8. Students should read more books. There are everything in the books, including food, villas, handsome guys and beautiful women.

9. Some students should not tilt their heads beyond the angle where Huang and Chi intersect in the exam.

10. Some students say that I have gender discrimination, but I don't discriminate against men and women. I discriminate against neutrality. You can say I'm not tolerant enough.

1 1. Reading newspapers is forbidden in class. Why? Because a newspaper is divided into many copies when you look at it! The boss of the school newsstand once talked to me. He strongly urged me to make the class boring and let more students buy newspapers and magazines. A boring teacher can save two newsstands!

12. That's too far, too far to Java!

13. I always thought that being a teacher was selling intelligence, but today I realized that it was selling physical strength.

14. The headmaster made a thought report at the flag-raising ceremony. I am the son of China. ? The following classmates? I come from China. ?

15. When I was in high school, I had my first labor class. The teacher is an old man and introduced myself. My name is Wu Shushan. ? I'll connect right away. Looking at Chang' an in the northwest, are there countless mountains? . The whole class laughed, and the teacher was livid and punished me for doing heavy work.

16. Shut the fuck up or open the window!

17. (facing a problem) some students have strong anti-interference ability and give up without looking!

18. You add you to 500, you multiply it by you to get 62500! (editor. A pair of 250)

19. The teacher said that so-and-so was really smart, knowing six out of seven, but that person added, "I don't know anything!"

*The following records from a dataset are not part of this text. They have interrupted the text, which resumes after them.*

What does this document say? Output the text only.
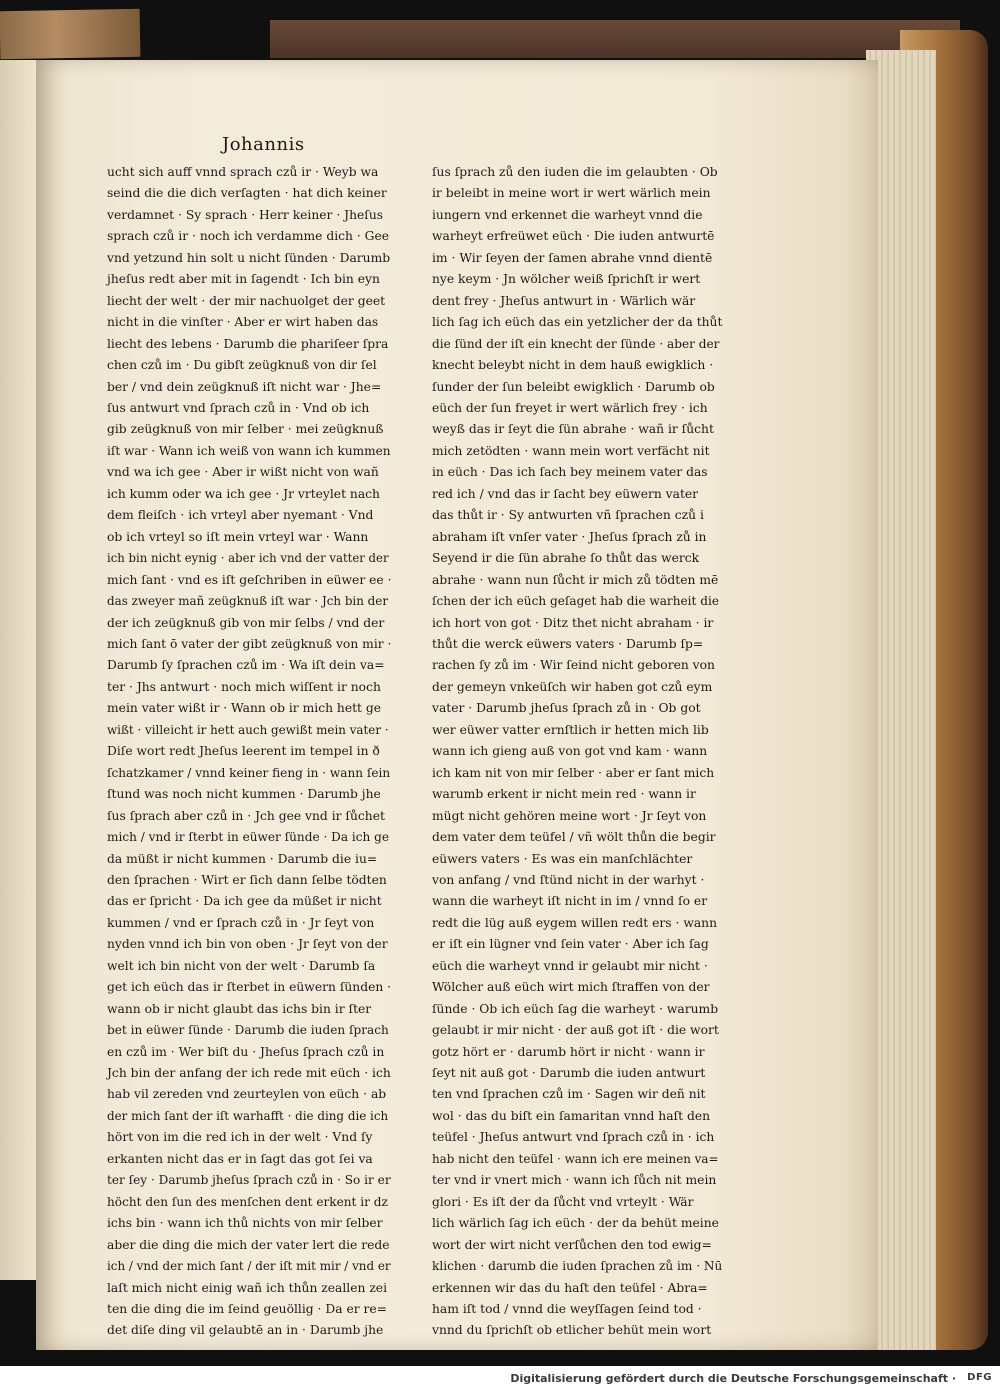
Johannis
ucht sich auff vnnd sprach czů ir · Weyb wa
seind die die dich verſagten · hat dich keiner
verdamnet · Sy sprach · Herr keiner · Jheſus
sprach czů ir · noch ich verdamme dich · Gee
vnd yetzund hin solt u nicht ſünden · Darumb
jheſus redt aber mit in ſagendt · Ich bin eyn
liecht der welt · der mir nachuolget der geet
nicht in die vinſter · Aber er wirt haben das
liecht des lebens · Darumb die phariſeer ſpra
chen czů im · Du gibſt zeügknuß von dir ſel
ber / vnd dein zeügknuß iſt nicht war · Jhe=
ſus antwurt vnd ſprach czů in · Vnd ob ich
gib zeügknuß von mir ſelber · mei zeügknuß
iſt war · Wann ich weiß von wann ich kummen
vnd wa ich gee · Aber ir wißt nicht von wañ
ich kumm oder wa ich gee · Jr vrteylet nach
dem fleiſch · ich vrteyl aber nyemant · Vnd
ob ich vrteyl so iſt mein vrteyl war · Wann
ich bin nicht eynig · aber ich vnd der vatter der
mich ſant · vnd es iſt geſchriben in eüwer ee ·
das zweyer mañ zeügknuß iſt war · Jch bin der
der ich zeügknuß gib von mir ſelbs / vnd der
mich ſant ō vater der gibt zeügknuß von mir ·
Darumb ſy ſprachen czů im · Wa iſt dein va=
ter · Jhs antwurt · noch mich wiſſent ir noch
mein vater wißt ir · Wann ob ir mich hett ge
wißt · villeicht ir hett auch gewißt mein vater ·
Diſe wort redt Jheſus leerent im tempel in ð
ſchatzkamer / vnnd keiner fieng in · wann ſein
ſtund was noch nicht kummen · Darumb jhe
ſus ſprach aber czů in · Jch gee vnd ir ſůchet
mich / vnd ir ſterbt in eüwer ſünde · Da ich ge
da müßt ir nicht kummen · Darumb die iu=
den ſprachen · Wirt er ſich dann ſelbe tödten
das er ſpricht · Da ich gee da müßet ir nicht
kummen / vnd er ſprach czů in · Jr ſeyt von
nyden vnnd ich bin von oben · Jr ſeyt von der
welt ich bin nicht von der welt · Darumb ſa
get ich eüch das ir ſterbet in eüwern ſünden ·
wann ob ir nicht glaubt das ichs bin ir ſter
bet in eüwer ſünde · Darumb die iuden ſprach
en czů im · Wer biſt du · Jheſus ſprach czů in
Jch bin der anfang der ich rede mit eüch · ich
hab vil zereden vnd zeurteylen von eüch · ab
der mich ſant der iſt warhafft · die ding die ich
hört von im die red ich in der welt · Vnd ſy
erkanten nicht das er in ſagt das got ſei va
ter ſey · Darumb jheſus ſprach czů in · So ir er
höcht den ſun des menſchen dent erkent ir dz
ichs bin · wann ich thů nichts von mir ſelber
aber die ding die mich der vater lert die rede
ich / vnd der mich ſant / der iſt mit mir / vnd er
laſt mich nicht einig wañ ich thůn zeallen zei
ten die ding die im ſeind geuöllig · Da er re=
det diſe ding vil gelaubtē an in · Darumb jhe
ſus ſprach zů den iuden die im gelaubten · Ob
ir beleibt in meine wort ir wert wärlich mein
iungern vnd erkennet die warheyt vnnd die
warheyt erfreüwet eüch · Die iuden antwurtē
im · Wir ſeyen der ſamen abrahe vnnd dientē
nye keym · Jn wölcher weiß ſprichſt ir wert
dent frey · Jheſus antwurt in · Wärlich wär
lich ſag ich eüch das ein yetzlicher der da thůt
die ſünd der iſt ein knecht der ſünde · aber der
knecht beleybt nicht in dem hauß ewigklich ·
ſunder der ſun beleibt ewigklich · Darumb ob
eüch der ſun freyet ir wert wärlich frey · ich
weyß das ir ſeyt die ſün abrahe · wañ ir ſůcht
mich zetödten · wann mein wort verfächt nit
in eüch · Das ich ſach bey meinem vater das
red ich / vnd das ir ſacht bey eüwern vater
das thůt ir · Sy antwurten vñ ſprachen czů i
abraham iſt vnſer vater · Jheſus ſprach zů in
Seyend ir die ſün abrahe ſo thůt das werck
abrahe · wann nun ſůcht ir mich zů tödten mē
ſchen der ich eüch geſaget hab die warheit die
ich hort von got · Ditz thet nicht abraham · ir
thůt die werck eüwers vaters · Darumb ſp=
rachen ſy zů im · Wir ſeind nicht geboren von
der gemeyn vnkeüſch wir haben got czů eym
vater · Darumb jheſus ſprach zů in · Ob got
wer eüwer vatter ernſtlich ir hetten mich lib
wann ich gieng auß von got vnd kam · wann
ich kam nit von mir ſelber · aber er ſant mich
warumb erkent ir nicht mein red · wann ir
mügt nicht gehören meine wort · Jr ſeyt von
dem vater dem teüfel / vñ wölt thůn die begir
eüwers vaters · Es was ein manſchlächter
von anfang / vnd ſtünd nicht in der warhyt ·
wann die warheyt iſt nicht in im / vnnd ſo er
redt die lüg auß eygem willen redt ers · wann
er iſt ein lügner vnd ſein vater · Aber ich ſag
eüch die warheyt vnnd ir gelaubt mir nicht ·
Wölcher auß eüch wirt mich ſtraffen von der
ſünde · Ob ich eüch ſag die warheyt · warumb
gelaubt ir mir nicht · der auß got iſt · die wort
gotz hört er · darumb hört ir nicht · wann ir
ſeyt nit auß got · Darumb die iuden antwurt
ten vnd ſprachen czů im · Sagen wir deñ nit
wol · das du biſt ein ſamaritan vnnd haſt den
teüfel · Jheſus antwurt vnd ſprach czů in · ich
hab nicht den teüfel · wann ich ere meinen va=
ter vnd ir vnert mich · wann ich ſůch nit mein
glori · Es iſt der da ſůcht vnd vrteylt · Wär
lich wärlich ſag ich eüch · der da behüt meine
wort der wirt nicht verſůchen den tod ewig=
klichen · darumb die iuden ſprachen zů im · Nū
erkennen wir das du haſt den teüfel · Abra=
ham iſt tod / vnnd die weyſſagen ſeind tod ·
vnnd du ſprichſt ob etlicher behüt mein wort
Digitalisierung gefördert durch die Deutsche Forschungsgemeinschaft · DFG
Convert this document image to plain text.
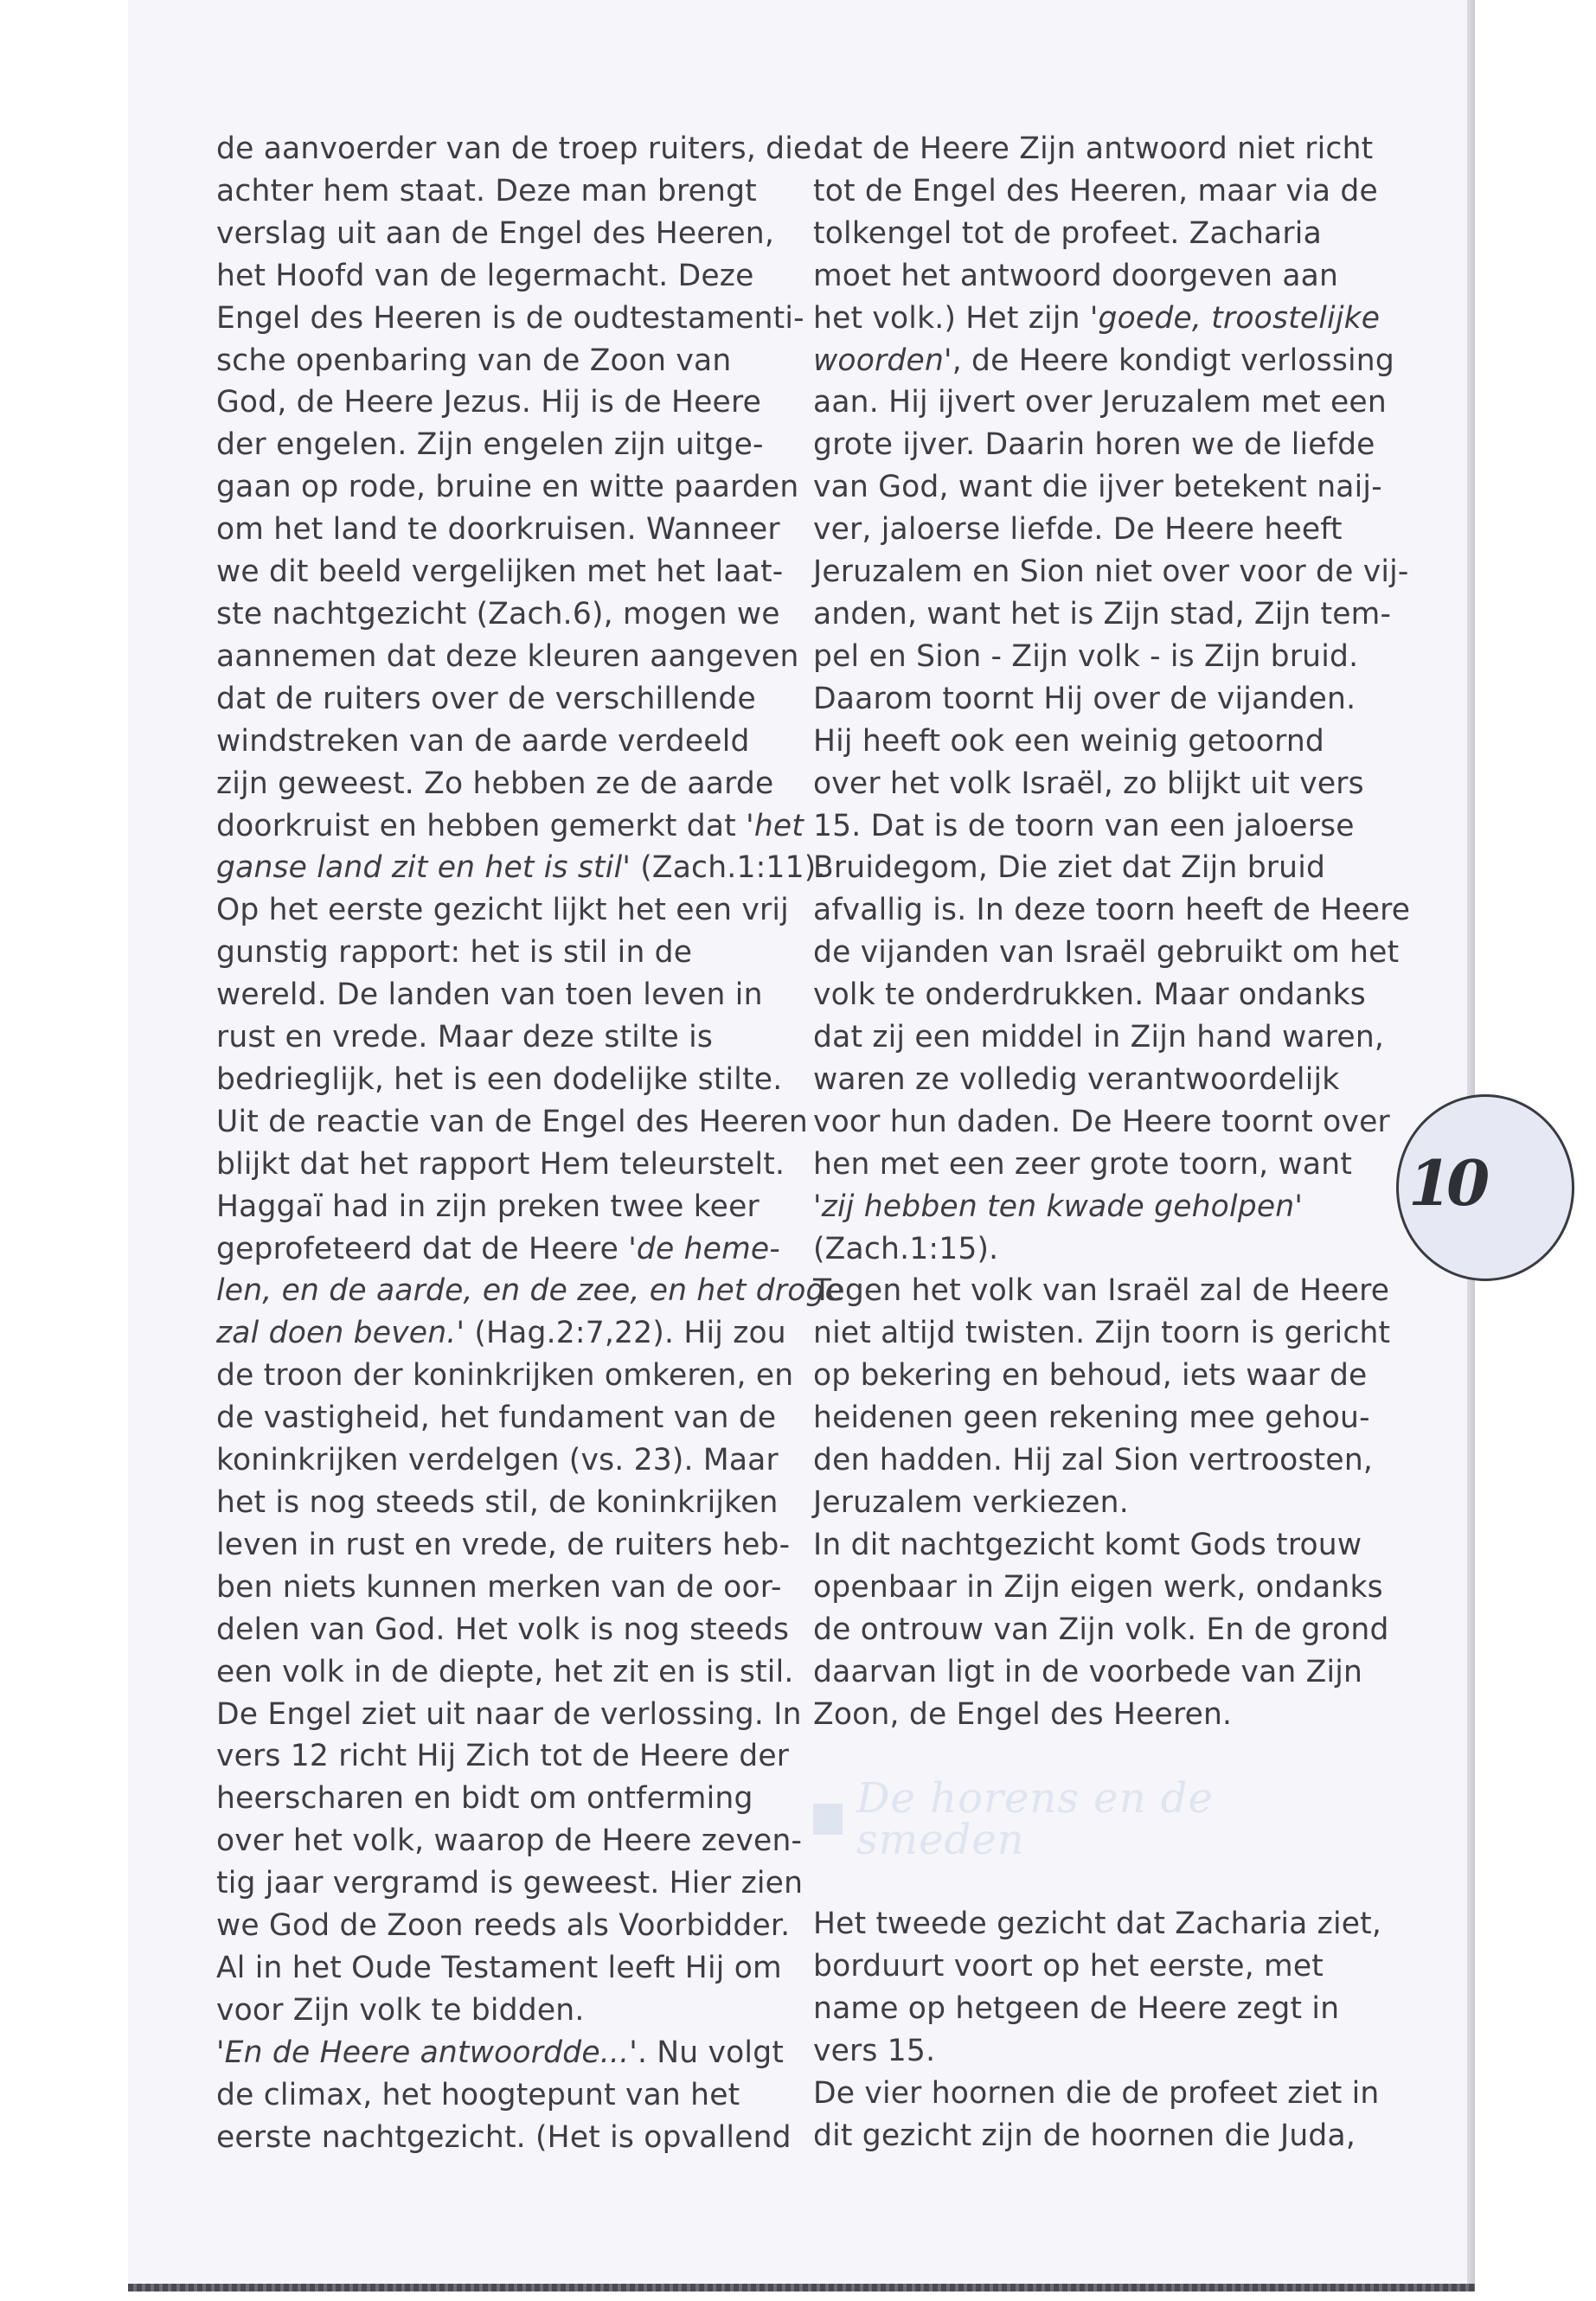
de aanvoerder van de troep ruiters, die
achter hem staat. Deze man brengt
verslag uit aan de Engel des Heeren,
het Hoofd van de legermacht. Deze
Engel des Heeren is de oudtestamenti-
sche openbaring van de Zoon van
God, de Heere Jezus. Hij is de Heere
der engelen. Zijn engelen zijn uitge-
gaan op rode, bruine en witte paarden
om het land te doorkruisen. Wanneer
we dit beeld vergelijken met het laat-
ste nachtgezicht (Zach.6), mogen we
aannemen dat deze kleuren aangeven
dat de ruiters over de verschillende
windstreken van de aarde verdeeld
zijn geweest. Zo hebben ze de aarde
doorkruist en hebben gemerkt dat 'het
ganse land zit en het is stil' (Zach.1:11).
Op het eerste gezicht lijkt het een vrij
gunstig rapport: het is stil in de
wereld. De landen van toen leven in
rust en vrede. Maar deze stilte is
bedrieglijk, het is een dodelijke stilte.
Uit de reactie van de Engel des Heeren
blijkt dat het rapport Hem teleurstelt.
Haggaï had in zijn preken twee keer
geprofeteerd dat de Heere 'de heme-
len, en de aarde, en de zee, en het droge
zal doen beven.' (Hag.2:7,22). Hij zou
de troon der koninkrijken omkeren, en
de vastigheid, het fundament van de
koninkrijken verdelgen (vs. 23). Maar
het is nog steeds stil, de koninkrijken
leven in rust en vrede, de ruiters heb-
ben niets kunnen merken van de oor-
delen van God. Het volk is nog steeds
een volk in de diepte, het zit en is stil.
De Engel ziet uit naar de verlossing. In
vers 12 richt Hij Zich tot de Heere der
heerscharen en bidt om ontferming
over het volk, waarop de Heere zeven-
tig jaar vergramd is geweest. Hier zien
we God de Zoon reeds als Voorbidder.
Al in het Oude Testament leeft Hij om
voor Zijn volk te bidden.
'En de Heere antwoordde...'. Nu volgt
de climax, het hoogtepunt van het
eerste nachtgezicht. (Het is opvallend
dat de Heere Zijn antwoord niet richt
tot de Engel des Heeren, maar via de
tolkengel tot de profeet. Zacharia
moet het antwoord doorgeven aan
het volk.) Het zijn 'goede, troostelijke
woorden', de Heere kondigt verlossing
aan. Hij ijvert over Jeruzalem met een
grote ijver. Daarin horen we de liefde
van God, want die ijver betekent naij-
ver, jaloerse liefde. De Heere heeft
Jeruzalem en Sion niet over voor de vij-
anden, want het is Zijn stad, Zijn tem-
pel en Sion - Zijn volk - is Zijn bruid.
Daarom toornt Hij over de vijanden.
Hij heeft ook een weinig getoornd
over het volk Israël, zo blijkt uit vers
15. Dat is de toorn van een jaloerse
Bruidegom, Die ziet dat Zijn bruid
afvallig is. In deze toorn heeft de Heere
de vijanden van Israël gebruikt om het
volk te onderdrukken. Maar ondanks
dat zij een middel in Zijn hand waren,
waren ze volledig verantwoordelijk
voor hun daden. De Heere toornt over
hen met een zeer grote toorn, want
'zij hebben ten kwade geholpen'
(Zach.1:15).
Tegen het volk van Israël zal de Heere
niet altijd twisten. Zijn toorn is gericht
op bekering en behoud, iets waar de
heidenen geen rekening mee gehou-
den hadden. Hij zal Sion vertroosten,
Jeruzalem verkiezen.
In dit nachtgezicht komt Gods trouw
openbaar in Zijn eigen werk, ondanks
de ontrouw van Zijn volk. En de grond
daarvan ligt in de voorbede van Zijn
Zoon, de Engel des Heeren.
De horens en de smeden
Het tweede gezicht dat Zacharia ziet,
borduurt voort op het eerste, met
name op hetgeen de Heere zegt in
vers 15.
De vier hoornen die de profeet ziet in
dit gezicht zijn de hoornen die Juda,
10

20. It's still noisy. Don't save your energy. Go to the canteen to grab food later.

2 1. The volume of students in class during the day is much lower than that in self-study at night, which is extremely abnormal. If this happens to wild animals, it means a major natural disaster is coming.

22. It's disgusting to talk about a topic without talking!

23. Think big, be as creative as God, do small things, and act like slaves.

24. There is no need to explain in Mandarin in class. Compared with speaking Mandarin, I am more proficient in Linquan, and I want to show my best side to my students.

25. why are you so quiet You shouldn't be here. You should go to a school for the deaf.